Le rachat de Casamigos par Diageo en 2017, pour un montant atteignant 1 milliard de dollars, avait mis en lumière la tequila imaginée par Georges Clooney et deux amis. Récemment, c’est Dwayne « The Rock » Johnson qui a fait parler de lui avec un projet de longue date appelée Terremana. Mais ce ne sont pas les seules célébrités à avoir lancé, ou être devenues actionnaires d’une marque de tequila.
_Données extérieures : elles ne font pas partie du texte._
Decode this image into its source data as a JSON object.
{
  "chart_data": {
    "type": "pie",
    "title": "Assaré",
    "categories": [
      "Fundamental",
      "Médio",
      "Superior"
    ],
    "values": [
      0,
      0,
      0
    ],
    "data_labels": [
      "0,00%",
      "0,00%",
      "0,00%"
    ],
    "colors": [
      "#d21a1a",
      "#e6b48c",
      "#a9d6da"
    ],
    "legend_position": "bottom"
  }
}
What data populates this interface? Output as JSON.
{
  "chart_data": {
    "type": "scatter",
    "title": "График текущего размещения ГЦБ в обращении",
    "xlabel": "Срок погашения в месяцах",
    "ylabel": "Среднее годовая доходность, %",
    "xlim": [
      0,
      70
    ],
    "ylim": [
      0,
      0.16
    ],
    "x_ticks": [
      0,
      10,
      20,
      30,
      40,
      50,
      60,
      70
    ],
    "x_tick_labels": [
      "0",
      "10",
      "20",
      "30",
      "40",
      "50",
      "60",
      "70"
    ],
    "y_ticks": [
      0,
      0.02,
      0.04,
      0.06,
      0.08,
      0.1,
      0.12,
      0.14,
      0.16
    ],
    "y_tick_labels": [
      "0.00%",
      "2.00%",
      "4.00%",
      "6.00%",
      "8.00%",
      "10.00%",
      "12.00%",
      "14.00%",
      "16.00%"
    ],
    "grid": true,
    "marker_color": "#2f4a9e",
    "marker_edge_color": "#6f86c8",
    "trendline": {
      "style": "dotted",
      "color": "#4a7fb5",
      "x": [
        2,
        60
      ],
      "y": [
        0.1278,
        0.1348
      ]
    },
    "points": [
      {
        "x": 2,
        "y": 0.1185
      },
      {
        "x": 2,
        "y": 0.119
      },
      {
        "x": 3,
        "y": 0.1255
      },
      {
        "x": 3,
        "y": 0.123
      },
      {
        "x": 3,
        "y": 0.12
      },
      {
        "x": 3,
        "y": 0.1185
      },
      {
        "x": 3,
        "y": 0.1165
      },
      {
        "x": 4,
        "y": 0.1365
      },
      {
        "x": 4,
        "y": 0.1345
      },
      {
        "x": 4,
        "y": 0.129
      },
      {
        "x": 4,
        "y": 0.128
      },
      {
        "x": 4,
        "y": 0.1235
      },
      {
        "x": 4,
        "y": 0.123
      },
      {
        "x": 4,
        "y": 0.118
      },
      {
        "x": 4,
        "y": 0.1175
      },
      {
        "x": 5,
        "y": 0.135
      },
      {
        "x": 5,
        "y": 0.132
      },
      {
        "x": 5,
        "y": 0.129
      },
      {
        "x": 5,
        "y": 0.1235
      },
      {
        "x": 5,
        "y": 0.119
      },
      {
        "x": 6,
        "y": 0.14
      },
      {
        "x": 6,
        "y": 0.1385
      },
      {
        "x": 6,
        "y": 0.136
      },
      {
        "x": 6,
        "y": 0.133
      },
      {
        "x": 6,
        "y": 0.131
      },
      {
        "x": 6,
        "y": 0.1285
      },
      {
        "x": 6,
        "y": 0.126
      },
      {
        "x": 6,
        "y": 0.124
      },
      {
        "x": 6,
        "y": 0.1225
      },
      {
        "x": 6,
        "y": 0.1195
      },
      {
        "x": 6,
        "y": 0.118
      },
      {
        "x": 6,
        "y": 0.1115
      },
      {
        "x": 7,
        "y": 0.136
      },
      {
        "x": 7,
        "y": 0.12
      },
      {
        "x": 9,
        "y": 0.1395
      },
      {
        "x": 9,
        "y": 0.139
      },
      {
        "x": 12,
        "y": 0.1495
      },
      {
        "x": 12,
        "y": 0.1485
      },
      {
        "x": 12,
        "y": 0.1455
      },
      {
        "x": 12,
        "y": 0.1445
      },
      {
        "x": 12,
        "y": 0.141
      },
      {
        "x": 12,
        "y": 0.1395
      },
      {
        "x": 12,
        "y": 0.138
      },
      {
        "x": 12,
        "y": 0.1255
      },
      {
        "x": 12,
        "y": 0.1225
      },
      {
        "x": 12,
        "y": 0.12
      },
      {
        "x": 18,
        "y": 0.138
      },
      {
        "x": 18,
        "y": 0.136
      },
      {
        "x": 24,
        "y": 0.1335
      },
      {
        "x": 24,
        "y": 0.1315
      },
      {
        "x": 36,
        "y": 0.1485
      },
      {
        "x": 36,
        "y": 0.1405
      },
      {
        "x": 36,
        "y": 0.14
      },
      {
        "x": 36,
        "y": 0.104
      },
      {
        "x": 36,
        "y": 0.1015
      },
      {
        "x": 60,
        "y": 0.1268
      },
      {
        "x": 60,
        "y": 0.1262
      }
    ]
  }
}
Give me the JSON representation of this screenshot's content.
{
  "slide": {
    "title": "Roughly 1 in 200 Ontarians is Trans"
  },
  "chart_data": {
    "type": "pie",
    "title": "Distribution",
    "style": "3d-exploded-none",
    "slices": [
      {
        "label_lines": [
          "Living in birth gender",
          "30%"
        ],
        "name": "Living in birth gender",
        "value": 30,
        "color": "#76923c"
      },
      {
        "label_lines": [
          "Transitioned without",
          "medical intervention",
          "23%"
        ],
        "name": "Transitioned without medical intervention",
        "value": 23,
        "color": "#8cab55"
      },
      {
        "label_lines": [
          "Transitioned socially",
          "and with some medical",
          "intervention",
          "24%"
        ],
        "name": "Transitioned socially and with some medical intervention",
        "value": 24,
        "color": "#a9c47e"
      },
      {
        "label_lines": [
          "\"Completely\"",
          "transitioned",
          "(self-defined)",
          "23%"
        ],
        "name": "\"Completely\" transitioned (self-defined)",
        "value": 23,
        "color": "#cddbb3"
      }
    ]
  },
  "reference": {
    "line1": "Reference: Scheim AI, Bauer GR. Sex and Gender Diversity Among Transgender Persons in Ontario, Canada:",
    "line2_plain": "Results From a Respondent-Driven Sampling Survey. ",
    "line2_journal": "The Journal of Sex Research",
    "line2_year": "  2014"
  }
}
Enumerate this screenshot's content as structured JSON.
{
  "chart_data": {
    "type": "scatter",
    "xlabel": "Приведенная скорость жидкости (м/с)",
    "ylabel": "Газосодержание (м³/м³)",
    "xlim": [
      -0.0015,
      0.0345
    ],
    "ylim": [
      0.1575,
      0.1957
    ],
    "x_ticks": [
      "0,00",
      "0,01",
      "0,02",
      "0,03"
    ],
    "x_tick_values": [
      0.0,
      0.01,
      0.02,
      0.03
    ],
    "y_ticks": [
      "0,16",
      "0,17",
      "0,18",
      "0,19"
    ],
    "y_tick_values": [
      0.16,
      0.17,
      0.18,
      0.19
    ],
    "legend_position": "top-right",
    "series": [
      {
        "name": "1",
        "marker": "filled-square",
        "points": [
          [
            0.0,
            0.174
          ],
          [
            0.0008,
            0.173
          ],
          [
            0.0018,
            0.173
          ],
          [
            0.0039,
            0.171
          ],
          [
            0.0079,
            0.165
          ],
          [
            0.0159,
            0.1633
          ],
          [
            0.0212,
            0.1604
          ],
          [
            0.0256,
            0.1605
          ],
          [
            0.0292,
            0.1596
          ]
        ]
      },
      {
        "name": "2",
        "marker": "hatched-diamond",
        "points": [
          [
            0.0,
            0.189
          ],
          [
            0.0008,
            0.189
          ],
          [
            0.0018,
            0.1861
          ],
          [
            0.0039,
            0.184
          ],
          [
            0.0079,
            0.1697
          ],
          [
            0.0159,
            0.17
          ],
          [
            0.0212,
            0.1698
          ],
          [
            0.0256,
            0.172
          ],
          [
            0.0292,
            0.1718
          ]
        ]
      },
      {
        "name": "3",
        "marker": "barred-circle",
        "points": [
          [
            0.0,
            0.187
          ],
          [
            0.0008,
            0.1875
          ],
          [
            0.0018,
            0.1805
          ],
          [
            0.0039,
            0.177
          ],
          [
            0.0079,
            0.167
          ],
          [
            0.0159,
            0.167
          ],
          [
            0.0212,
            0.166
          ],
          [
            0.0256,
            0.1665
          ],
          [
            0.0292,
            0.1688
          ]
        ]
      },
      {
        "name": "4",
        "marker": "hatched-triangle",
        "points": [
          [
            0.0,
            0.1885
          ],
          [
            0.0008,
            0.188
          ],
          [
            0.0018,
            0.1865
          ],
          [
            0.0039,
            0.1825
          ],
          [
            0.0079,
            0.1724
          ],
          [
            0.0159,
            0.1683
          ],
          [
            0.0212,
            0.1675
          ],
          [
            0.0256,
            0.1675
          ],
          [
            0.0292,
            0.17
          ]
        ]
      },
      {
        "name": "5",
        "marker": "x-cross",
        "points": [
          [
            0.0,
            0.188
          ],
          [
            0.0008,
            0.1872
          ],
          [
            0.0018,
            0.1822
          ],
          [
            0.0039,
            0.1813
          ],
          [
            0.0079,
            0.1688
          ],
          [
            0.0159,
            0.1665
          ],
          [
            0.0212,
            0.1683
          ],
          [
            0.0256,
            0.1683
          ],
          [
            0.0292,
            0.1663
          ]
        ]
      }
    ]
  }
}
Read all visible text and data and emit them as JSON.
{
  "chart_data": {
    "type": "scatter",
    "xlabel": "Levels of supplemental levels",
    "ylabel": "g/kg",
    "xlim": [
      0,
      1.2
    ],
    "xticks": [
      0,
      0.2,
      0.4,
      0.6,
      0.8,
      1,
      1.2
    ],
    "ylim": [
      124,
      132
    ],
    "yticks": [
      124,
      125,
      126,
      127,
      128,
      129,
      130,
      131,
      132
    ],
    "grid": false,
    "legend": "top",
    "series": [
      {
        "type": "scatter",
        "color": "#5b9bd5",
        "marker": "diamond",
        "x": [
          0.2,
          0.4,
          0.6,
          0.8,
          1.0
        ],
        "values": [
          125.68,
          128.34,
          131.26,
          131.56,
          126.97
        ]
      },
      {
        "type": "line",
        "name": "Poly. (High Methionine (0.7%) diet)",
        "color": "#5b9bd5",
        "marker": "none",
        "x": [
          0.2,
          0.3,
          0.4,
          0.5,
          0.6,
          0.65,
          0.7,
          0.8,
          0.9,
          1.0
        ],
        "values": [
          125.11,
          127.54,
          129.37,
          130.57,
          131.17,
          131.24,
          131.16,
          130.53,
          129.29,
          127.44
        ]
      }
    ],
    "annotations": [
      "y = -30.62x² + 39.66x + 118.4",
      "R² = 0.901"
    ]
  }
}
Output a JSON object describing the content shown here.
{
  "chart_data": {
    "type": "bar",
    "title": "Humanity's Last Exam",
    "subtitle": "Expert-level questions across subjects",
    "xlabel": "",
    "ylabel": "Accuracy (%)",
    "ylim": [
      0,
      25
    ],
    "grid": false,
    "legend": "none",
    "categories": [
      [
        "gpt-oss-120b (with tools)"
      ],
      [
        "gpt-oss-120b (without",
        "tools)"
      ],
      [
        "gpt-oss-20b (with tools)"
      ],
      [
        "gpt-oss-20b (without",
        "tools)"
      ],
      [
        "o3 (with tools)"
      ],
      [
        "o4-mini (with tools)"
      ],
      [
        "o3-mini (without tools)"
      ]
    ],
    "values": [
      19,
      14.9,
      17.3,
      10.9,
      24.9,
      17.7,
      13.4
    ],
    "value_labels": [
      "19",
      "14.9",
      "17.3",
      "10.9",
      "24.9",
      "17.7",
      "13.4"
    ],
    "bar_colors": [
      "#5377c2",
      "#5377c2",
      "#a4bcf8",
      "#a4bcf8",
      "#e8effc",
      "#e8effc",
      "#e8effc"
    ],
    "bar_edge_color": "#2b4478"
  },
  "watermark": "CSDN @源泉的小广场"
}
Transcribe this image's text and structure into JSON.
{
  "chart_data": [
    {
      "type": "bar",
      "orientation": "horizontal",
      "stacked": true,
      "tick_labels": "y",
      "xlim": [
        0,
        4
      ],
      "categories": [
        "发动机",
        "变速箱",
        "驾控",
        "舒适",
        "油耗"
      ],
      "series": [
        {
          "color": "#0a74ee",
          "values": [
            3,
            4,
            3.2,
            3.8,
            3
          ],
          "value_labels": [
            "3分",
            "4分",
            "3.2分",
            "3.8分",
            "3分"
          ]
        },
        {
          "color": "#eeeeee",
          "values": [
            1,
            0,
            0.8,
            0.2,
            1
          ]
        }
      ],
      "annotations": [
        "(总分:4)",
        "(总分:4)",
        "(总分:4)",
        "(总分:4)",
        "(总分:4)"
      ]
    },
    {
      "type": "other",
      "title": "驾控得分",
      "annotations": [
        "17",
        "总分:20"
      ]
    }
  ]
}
Saviez-vous que Rita Ora avait lancé Próspero, Adam Levine, Santo Mezquila, ou AC/DC, une improbable Thunderstruck Tequila ? La tendance n’est pas nouvelle puisque déjà en 2009 Justin Timberlake avait lancé Sauza 901 et P Diddy, fort de son succès avec Ciroc Vodka, avait pris part à l’aventure DeLeón Tequila.

10. Healthy ?

La tequila aurait prétendument des bienfaits sur l’organisme. C’est du moins ce qu’un certain nombre d’études tendent à montrer, relayées par de nombreux influenceurs lifestyle notamment aux Etats Unis. Cela semblerait bénéfique pour le système osseux, dû à la présence de fructane dans l’agave dont l’interaction avec les bactéries du système digestif serait propice à l’absorption de calcium et magnesium. D’ailleurs, le haut niveau d’inulin serait également bon pour la digestion dans son ensemble. Dans le même temps, les agavins, d’autres sucres compris dans l’agave ne sont pas assimilables par l’organisme et agiraient comme des fibres… On ne veut pas ici mettre en cause le bien-fondé de ces études, ou les bonnes intentions de ces personnes, mais rappelons simplement que la richesse de la tequila tient à sa complexité et à la largeur de son spectre aromatique, à l’héritage que représente ce spiritueux, et ce véritable morceau de Mexique mis en bouteille. Pour le reste, l’alcool, tequila ou non, doit toujours être consommé avec modération.